The bridges of both “Mean Streak” and “Stars Come After You” are her favourite moments on the record. She admits that she’s “not really a hit-loving person,” despite Carriere having the “pop sensibility” that launched some of TOPS’s most iconic tracks. “He wrote ‘Call You Back’, for example… I feel like every record there’s always a David song that’s always just kind of a banger… I’m not like that… I love weird things and I love bridges.”
It was Beatty that really pulled the pulpy element out of Penny’s numerous rock fandom references and imagery, resulting in album art reminiscent of “an old Stephen King cover.” Sci-fi nostalgia also became a notable theme. “Once we dressed up as Star Trek characters for Halloween,” she laughs, admitting that the band are all Trekkies deep down. For Penny, retro sci-fi is “very humanist… maybe now in our little, post–AI apocalyptic realm of existence we don’t really see sci-fi that way, but there’s a nostalgia for those visuals.”
These visuals are especially clear in the music video for “Falling on my Sword”, directed by JJ Stratford. Stratford used old analogue video, editing and shooting with equipment that she collected and archived as studios were dumping them. Analogue gear and techniques ultimately felt “true to the band” for Penny. “A boundary that I wanted to set is that I absolutely didn’t want to use AI at all.

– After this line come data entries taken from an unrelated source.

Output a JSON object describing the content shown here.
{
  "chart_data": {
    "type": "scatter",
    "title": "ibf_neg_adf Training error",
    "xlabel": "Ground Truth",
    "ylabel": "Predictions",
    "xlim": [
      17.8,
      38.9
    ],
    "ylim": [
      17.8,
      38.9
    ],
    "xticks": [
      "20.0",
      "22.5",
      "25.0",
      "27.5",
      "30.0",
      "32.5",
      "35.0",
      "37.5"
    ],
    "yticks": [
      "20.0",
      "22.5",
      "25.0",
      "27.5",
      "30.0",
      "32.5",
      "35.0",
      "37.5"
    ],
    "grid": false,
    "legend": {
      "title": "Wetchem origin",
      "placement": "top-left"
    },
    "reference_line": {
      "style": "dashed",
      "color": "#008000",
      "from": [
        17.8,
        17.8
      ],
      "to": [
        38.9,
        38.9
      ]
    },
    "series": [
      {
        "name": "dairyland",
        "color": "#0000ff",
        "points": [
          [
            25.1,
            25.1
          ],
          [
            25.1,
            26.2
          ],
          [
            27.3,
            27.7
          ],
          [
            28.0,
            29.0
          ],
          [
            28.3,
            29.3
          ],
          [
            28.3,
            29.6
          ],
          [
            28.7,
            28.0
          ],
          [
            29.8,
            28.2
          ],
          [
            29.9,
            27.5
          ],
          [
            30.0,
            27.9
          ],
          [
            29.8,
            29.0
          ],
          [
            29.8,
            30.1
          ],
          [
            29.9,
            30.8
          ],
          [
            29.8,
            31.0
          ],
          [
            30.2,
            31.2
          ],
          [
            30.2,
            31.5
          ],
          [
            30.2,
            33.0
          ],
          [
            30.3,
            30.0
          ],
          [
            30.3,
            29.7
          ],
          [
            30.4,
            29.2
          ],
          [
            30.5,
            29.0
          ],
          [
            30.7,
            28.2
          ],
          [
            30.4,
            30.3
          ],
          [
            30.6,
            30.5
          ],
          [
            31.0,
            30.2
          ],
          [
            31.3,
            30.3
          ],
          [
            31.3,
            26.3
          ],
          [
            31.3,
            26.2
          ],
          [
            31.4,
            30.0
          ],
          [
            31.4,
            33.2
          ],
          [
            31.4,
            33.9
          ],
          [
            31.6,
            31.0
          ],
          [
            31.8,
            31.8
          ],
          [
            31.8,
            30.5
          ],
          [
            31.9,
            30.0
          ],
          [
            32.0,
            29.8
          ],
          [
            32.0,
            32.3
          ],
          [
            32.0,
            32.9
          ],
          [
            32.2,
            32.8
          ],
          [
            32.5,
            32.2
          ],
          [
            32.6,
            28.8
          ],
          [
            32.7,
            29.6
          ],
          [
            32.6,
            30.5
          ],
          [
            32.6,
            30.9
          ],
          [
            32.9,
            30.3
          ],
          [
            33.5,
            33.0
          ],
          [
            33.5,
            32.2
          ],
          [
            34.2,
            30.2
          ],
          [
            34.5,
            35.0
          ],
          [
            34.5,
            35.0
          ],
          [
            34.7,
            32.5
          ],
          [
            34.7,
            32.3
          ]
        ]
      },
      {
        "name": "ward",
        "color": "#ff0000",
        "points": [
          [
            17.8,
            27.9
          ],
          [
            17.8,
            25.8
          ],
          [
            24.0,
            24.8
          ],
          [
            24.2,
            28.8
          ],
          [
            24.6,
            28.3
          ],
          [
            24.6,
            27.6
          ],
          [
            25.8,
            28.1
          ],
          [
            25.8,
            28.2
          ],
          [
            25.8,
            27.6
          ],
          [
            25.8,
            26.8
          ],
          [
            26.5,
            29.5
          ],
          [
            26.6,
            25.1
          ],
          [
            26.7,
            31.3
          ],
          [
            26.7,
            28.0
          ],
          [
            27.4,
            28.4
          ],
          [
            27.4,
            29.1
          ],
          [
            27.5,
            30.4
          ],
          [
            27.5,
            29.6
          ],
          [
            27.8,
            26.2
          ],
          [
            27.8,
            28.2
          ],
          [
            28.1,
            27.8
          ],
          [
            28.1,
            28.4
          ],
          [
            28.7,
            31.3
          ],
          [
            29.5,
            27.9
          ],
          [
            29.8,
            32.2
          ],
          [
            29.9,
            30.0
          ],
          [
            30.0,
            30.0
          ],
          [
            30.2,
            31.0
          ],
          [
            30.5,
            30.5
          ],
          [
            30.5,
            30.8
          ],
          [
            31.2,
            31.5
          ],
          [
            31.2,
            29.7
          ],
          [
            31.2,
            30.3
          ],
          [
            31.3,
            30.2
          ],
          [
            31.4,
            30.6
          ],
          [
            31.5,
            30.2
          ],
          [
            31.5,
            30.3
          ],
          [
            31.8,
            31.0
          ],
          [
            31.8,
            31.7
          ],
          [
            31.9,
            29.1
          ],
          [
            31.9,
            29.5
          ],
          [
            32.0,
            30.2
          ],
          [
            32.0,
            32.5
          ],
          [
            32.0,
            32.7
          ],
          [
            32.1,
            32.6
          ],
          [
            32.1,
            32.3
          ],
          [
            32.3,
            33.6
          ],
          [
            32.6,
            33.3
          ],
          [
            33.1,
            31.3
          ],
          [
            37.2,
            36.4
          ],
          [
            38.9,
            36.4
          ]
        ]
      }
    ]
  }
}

But instead just try to find as many artists that we could collaborate with and bring into our world.”
Since TOPS first started releasing music, AI has become an unsettling force in the music industry. “I’m concerned about the environment… We’ve never been in a situation where it’s more clear that we need to change the way that we’re using and producing energy… It can be so hard to feel like you have any recourse.” Delving further into AI music, Penny unpacks her scepticism surrounding “the ability for this music to find a real fandom and a real culture around it.” She goes on to add that, “I feel that people have connected with me as an artist because of my voice. And because it’s coming from my soul. Not to be, like, cheesy-metaphysical, but I truly believe that my only talent is my ability to communicate my humanness through that vehicle, which is my voice and my songs… I’m not saying you need to have a human play an instrument for [music] to communicate a soul… I want AI to do my laundry, not paint my paintings, you know?”
Despite the darker turn taken with their new album, there’s something relentlessly optimistic about TOPS’s music – Bury the Key simply marks a point of evolution. They’re a band built on nostalgia, one that celebrates both the joy and challenges of collaboration. As TOPS prepare to embark on a tour of North America and Europe throughout the autumn, Penny explains the logistics of authentically translating their music to a live stage. “Everything is always created completely live… There are a bunch of songs on the record that are pretty straight-up exactly like how we played them when we wrote them, like ‘Chlorine’ or ‘ICU2’... And then with ‘Annihilation’, you’re like, what the fuck are we going to do? The good thing is Marci’s so talented. She’s just going at the keys in that one, but we’re figuring it out.”
At its core, that’s what TOPS is – assertive, playful, and figuring out how to take their distinctive sound to new heights.